For the quarter ended September 2008, the standalone revenue of Indian Hotels Company Ltd (IHCL) increased 8% y-o-y to Rs3,678.2 million, but the EBITDA margin declined 459 bps to 24.4%.
Reported net profit declined 4.8% y-o-y to Rs506.6 million; however, adjusted PAT increased 21.7% y-o-y to Rs600.6 million.
The deepening global credit crisis and the consequent slowdown in the world economy is expected to lead to a considerable slowdown in the Indian tourism sector, which will have a cascading effect on the Indian hospitality industry.
Corporates as well as leisure travellers would seek to cut their travel expenditure as earnings slow down.
During the quarter, IHCL’s occupancy rate decreased 2-3% yoy due to seasonal fluctuations, whereas ARRs increased 10-15% y-o-y.

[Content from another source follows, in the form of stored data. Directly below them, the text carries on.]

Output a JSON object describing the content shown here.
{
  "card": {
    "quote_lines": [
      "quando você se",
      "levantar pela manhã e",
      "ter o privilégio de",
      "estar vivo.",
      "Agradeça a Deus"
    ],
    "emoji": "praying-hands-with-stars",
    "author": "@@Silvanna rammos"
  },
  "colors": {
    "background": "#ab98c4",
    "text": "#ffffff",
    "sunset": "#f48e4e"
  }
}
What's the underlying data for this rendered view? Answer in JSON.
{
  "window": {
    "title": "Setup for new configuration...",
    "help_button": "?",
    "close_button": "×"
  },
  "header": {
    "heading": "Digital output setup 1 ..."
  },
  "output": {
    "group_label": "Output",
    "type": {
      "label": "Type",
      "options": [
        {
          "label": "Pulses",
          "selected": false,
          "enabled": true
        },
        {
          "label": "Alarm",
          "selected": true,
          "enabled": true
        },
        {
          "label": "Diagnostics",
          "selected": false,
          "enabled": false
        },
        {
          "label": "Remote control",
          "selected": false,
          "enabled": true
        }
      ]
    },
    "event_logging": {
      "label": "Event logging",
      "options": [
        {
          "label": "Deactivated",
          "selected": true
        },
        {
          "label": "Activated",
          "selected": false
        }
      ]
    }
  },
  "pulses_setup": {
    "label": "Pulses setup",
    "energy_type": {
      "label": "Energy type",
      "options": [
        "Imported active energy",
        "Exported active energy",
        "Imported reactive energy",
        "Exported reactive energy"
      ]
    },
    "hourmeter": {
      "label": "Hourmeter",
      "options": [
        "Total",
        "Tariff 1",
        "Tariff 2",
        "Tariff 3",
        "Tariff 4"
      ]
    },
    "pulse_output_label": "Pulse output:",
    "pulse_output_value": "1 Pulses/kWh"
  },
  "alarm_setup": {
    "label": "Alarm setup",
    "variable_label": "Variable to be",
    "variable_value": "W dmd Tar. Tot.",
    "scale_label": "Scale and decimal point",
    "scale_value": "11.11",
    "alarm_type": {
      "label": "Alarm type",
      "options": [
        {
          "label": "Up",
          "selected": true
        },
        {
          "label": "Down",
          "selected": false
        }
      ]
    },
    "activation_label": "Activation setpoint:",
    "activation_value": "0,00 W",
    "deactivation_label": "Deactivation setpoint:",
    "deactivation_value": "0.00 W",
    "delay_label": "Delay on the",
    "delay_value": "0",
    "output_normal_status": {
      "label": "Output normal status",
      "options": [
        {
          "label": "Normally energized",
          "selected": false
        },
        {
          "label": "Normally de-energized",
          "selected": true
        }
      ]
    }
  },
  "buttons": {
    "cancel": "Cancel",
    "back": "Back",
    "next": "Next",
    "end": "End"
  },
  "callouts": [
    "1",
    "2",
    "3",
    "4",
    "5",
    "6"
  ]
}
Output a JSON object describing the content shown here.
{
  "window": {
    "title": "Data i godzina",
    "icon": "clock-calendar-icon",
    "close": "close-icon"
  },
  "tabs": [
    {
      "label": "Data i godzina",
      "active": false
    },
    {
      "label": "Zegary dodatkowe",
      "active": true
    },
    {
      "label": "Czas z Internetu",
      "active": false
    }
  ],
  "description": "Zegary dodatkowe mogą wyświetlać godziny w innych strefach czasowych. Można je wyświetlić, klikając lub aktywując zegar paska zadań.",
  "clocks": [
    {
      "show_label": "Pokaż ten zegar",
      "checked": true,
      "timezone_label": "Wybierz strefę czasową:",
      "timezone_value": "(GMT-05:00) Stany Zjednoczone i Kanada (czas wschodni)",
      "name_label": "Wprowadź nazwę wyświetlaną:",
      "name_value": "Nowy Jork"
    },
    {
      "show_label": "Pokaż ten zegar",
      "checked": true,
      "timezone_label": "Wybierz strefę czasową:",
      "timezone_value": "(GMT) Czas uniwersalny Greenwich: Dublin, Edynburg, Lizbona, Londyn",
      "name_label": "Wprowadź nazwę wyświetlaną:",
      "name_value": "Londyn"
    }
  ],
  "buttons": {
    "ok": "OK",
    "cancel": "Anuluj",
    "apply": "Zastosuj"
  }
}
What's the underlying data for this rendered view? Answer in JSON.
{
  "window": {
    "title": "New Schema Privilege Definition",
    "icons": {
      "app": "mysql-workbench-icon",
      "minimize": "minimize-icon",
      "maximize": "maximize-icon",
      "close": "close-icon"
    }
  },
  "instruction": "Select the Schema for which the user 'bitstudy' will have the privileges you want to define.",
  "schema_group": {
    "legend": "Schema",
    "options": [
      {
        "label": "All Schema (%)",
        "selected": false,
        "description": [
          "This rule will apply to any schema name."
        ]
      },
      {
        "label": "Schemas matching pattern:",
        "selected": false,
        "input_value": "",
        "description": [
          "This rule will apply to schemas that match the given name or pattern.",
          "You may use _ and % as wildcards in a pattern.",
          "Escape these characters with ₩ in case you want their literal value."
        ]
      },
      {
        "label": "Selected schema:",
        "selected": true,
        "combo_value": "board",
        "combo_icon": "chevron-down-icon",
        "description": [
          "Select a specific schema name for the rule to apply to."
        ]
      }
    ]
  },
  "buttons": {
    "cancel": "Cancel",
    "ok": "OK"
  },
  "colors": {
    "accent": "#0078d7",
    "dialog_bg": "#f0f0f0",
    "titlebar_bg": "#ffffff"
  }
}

With the onset of the peak season, ARRs were revised upwards recently. We expect the occupancy rates and ARRs to remain stable for the remaining quarters of FY09, in contrast to the general trend.
In FY10, we expect the ARRs and the occupancy rate to take a hit due to the widening effect of the slowdown.
IHCL has hotels across various segments and geographies. Currently, the luxury segment contributes a majority of the revenue.
However, there is a growing trend towards mid- and lower-priced hotels, which are comparatively less susceptible to the fall in the occupancy rate and the ARRs.
The company has planned aggressive capacity expansions for its Ginger Hotels chain, the budget hotel segment, and has launched the Gateway brand, which is positioned between Ginger and ICHL’s luxury chain.
Our DCF-based fair value estimate of Rs40 reflects a downside of 19% from the current market price. Hence, we downgrade our rating to SELL.